One of the three senior priests stood, a thin, blonde man named Abban. “Brothers and sisters, welcome. Today we celebrate the baptism and ordination of five new priests. Adare. Colm. Sienna. Tyyne. Feann. We rejoice with you as you take these vows and join our order. Truly the Creator is smiling upon all of us today
and also rejoices to see His priesthood grow. Your first assignments may be a teaching or administrative role here at the Temple, or out in Atania, or perhaps even a missionary role out in the wider world. Whatever the Creator calls you to do, it will be up to you to learn and grow where He plants you. Your training has been just the beginning. Be humble. Be patient. Be strong.”
Nia was a little surprised Abban didn’t seem to be looking directly at her when he spoke the next words. “For those of you who are not familiar with what happens today, let me explain. Today, there will be no regular homily. Instead, our new priests-to-be will file out into the courtyard fountain. We will exit the rear doors to join them in the courtyard. In the fountain, each of our priests will be baptized by immersion. Their immersion in the water represents the death of the old self. The death of one who seeks only their own interests. Their emergence from the water is the birth of a new person. This new person seeks not personal gain, but to serve the Creator, serve others and to help their community. They become a true disciple of the Creator.”
Nia felt a little bit dizzy. Her mind flashed back to that horrific night. She could see her blood everywhere and hear the angry, frustrated wolves. She felt the pain pulse through her. She felt the stone under her hands as she tried to decipher the scratches.
A line of poetry came to her mind unbidden.

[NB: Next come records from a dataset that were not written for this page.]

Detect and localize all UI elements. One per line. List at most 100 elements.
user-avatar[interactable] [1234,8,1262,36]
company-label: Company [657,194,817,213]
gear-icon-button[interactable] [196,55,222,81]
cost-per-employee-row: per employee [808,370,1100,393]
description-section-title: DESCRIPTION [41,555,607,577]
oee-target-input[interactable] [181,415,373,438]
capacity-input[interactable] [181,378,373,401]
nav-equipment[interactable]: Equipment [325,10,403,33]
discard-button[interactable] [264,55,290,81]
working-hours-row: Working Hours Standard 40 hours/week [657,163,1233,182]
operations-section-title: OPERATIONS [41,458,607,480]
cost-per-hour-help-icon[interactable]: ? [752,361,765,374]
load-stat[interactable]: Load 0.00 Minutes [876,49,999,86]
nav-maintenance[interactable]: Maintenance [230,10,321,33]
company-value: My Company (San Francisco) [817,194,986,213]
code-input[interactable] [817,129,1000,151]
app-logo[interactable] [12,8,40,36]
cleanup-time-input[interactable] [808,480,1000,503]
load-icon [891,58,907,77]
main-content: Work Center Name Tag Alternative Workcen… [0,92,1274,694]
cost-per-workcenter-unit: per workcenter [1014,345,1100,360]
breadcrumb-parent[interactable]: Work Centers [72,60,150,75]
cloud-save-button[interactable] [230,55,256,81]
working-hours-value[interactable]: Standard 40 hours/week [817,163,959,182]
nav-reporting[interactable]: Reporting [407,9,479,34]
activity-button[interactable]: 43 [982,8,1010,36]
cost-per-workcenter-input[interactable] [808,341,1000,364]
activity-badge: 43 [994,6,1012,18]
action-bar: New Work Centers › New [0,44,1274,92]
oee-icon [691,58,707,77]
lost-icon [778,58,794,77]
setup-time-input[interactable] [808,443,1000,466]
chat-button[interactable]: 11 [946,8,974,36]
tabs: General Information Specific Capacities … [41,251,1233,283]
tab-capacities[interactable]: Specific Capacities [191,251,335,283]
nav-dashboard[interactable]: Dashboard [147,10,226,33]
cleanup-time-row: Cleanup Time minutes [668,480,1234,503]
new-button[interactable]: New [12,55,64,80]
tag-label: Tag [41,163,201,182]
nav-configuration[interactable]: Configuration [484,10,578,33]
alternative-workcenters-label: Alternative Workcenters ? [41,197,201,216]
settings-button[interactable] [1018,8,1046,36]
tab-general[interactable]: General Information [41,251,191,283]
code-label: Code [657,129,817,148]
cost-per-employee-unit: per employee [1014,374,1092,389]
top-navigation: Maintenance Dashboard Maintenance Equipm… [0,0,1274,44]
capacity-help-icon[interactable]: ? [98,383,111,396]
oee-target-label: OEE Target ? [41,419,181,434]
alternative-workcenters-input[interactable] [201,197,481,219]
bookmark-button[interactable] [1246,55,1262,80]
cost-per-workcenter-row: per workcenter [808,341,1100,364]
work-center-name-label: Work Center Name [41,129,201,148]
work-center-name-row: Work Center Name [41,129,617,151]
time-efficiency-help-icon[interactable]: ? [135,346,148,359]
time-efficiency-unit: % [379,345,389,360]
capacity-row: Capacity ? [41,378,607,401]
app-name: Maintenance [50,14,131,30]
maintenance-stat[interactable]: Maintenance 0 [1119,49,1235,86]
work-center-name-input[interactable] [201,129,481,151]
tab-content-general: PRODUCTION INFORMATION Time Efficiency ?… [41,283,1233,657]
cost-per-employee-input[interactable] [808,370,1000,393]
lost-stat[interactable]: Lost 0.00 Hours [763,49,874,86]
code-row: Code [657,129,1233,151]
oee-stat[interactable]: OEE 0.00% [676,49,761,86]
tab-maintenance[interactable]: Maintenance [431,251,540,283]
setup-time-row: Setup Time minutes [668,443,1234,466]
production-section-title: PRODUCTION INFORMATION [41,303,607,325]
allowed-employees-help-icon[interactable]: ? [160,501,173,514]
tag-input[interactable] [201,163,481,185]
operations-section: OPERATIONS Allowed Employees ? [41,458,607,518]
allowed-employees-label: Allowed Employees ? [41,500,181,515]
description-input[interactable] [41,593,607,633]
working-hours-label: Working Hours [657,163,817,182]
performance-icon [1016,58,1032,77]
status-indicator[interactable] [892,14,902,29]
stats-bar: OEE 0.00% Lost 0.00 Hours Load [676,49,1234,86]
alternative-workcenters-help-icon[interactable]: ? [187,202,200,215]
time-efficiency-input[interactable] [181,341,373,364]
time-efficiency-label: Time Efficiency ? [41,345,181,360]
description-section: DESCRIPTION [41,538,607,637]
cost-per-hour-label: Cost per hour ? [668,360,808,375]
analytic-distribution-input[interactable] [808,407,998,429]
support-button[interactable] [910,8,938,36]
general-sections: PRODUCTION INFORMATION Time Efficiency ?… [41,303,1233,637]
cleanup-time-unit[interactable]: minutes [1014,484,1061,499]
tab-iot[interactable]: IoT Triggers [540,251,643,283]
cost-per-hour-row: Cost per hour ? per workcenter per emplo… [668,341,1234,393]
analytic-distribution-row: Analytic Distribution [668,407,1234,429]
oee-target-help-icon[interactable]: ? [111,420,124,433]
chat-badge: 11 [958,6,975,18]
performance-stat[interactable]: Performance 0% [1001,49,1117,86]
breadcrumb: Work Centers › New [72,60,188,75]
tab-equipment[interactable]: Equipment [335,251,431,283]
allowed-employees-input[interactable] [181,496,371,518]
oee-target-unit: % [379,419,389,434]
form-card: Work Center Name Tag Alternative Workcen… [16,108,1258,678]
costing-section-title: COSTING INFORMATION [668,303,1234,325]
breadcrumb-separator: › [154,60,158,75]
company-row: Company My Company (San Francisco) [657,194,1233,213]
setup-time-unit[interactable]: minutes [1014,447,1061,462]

A poem her mother sometimes quoted.
Knit together in need and pain
Bond me and to you send
My heart, my soul, and will
I’ll heal up hearts and sadness end
Nia had called upon Gaoth. She had received help of some kind. There had been…figures. She remembered a feverish dream-like state where a moonlit figure had stepped in front of her. Electricity in the air, seemingly emanating from the mysterious figure. The wolves had run from that electricity. The figure had turned toward her, reaching, and the world had gone dark.